Editing Preview Data

You can edit preview data to view how a stage or group of stages processes the changed data. Edit preview data to test for data conditions that might not appear in the preview data set.

Edit the preview data in the Output Data column for a stage that passes data to the stage that you want to test. After you edit preview data, you pass the changed data through the pipeline.

For example, let's say that you configure the Stream Selector processor to pass data to streams based on an expression that evaluates integer values. You want to test that the expression works as expected for positive and negative integer values, as well as zero. You edit the preview data in the Output Data column for the origin and then click Run With Changes to pass the changed data to the Stream Selector processor.

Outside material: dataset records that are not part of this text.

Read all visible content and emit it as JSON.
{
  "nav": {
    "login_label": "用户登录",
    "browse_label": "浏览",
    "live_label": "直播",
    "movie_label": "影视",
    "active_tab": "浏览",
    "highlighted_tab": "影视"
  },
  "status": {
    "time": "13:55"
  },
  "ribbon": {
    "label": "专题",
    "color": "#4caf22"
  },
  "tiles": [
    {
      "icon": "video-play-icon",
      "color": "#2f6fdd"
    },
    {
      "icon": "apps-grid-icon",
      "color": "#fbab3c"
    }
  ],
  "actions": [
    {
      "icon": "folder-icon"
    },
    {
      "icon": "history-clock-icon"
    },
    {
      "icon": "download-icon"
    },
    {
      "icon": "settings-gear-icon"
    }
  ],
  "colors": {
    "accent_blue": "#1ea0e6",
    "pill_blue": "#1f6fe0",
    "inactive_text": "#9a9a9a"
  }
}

  1. To change field values, in the Output Data column of an origin or a processor, click the value that you want to change and enter a new value.
  2. To process the changed data, click Run With Changes.
    This runs the preview with the current set of data and stage configuration.
    In the Input Data column, records with changed values display with an asterisk and the changed values are highlighted. The Output Data column displays the results of processing. You can change and process preview data as often as necessary.
  3. To revert your changes to the data, click Revert Data Changes.
  4. To reload the preview with a new set of data, click Reload Preview.